Due to the uncertainties, the Huskies were picked 11th in the Pac-12 preseason media poll. 

“It doesn’t matter about preseason rankings,” Hopkins said. “We’re worried about postseason rankings. Where are we at the end of the year. Some guy had us 13th in a league of 12. I’ve never seen that before. That’s good. We talk about grit and having a chip on your shoulder, we got a bunch of guys like that and that’s really exciting.” 

Hopkins, who is in the third year of a six-year, $17.5 million deal, may also be coaching for his job. After this season, he’s guaranteed $9.3 million on a deal that expires in 2025. 

The embattled coach likens this group of Huskies to his Montlake arrival when he took over a team that was 9-22 the previous season and posted records of 21-13 and 27-9 respectively the next two years. 

“It’s so exciting,” Hopkins said. “Coaching anything is just really exciting because you got a group of guys and the newness is good too. You want to go out with guys that you can depend on. You want to go out with guys with a like mindset. That’s what it’s all about. It’s not where you start it’s where you finish.  

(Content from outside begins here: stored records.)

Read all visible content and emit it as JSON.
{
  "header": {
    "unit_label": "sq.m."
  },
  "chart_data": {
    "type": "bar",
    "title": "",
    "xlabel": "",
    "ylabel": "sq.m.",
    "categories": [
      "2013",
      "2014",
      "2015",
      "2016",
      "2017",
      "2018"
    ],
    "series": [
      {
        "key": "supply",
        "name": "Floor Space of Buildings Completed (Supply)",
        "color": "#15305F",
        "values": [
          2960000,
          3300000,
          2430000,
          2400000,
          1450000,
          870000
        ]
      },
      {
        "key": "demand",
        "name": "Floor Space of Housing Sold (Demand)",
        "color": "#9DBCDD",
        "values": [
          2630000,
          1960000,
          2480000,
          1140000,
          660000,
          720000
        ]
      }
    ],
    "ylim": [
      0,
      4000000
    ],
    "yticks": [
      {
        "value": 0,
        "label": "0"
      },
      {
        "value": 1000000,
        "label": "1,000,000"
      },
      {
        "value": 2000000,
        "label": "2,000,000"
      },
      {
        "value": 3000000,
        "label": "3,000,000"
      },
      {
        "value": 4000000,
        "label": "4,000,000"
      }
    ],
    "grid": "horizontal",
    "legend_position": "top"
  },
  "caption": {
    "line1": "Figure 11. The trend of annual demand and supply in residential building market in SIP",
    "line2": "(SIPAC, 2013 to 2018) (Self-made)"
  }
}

“I remember our first year when we played Virginia Tech and we were teaching them and we lose by 36. It was like a firestorm and had to fly back from New York. We get back thinking the world is going to end and two weeks later we knocked off Kansas. That’s the thing about coaching, it’s a process. When you got guys that have experience, they have a tendency to have a higher learnability. It’s just exciting. That’s why you do it. You do it to see what you can pull out of these guys. So I can’t wait to get started tomorrow night and get to that first step.”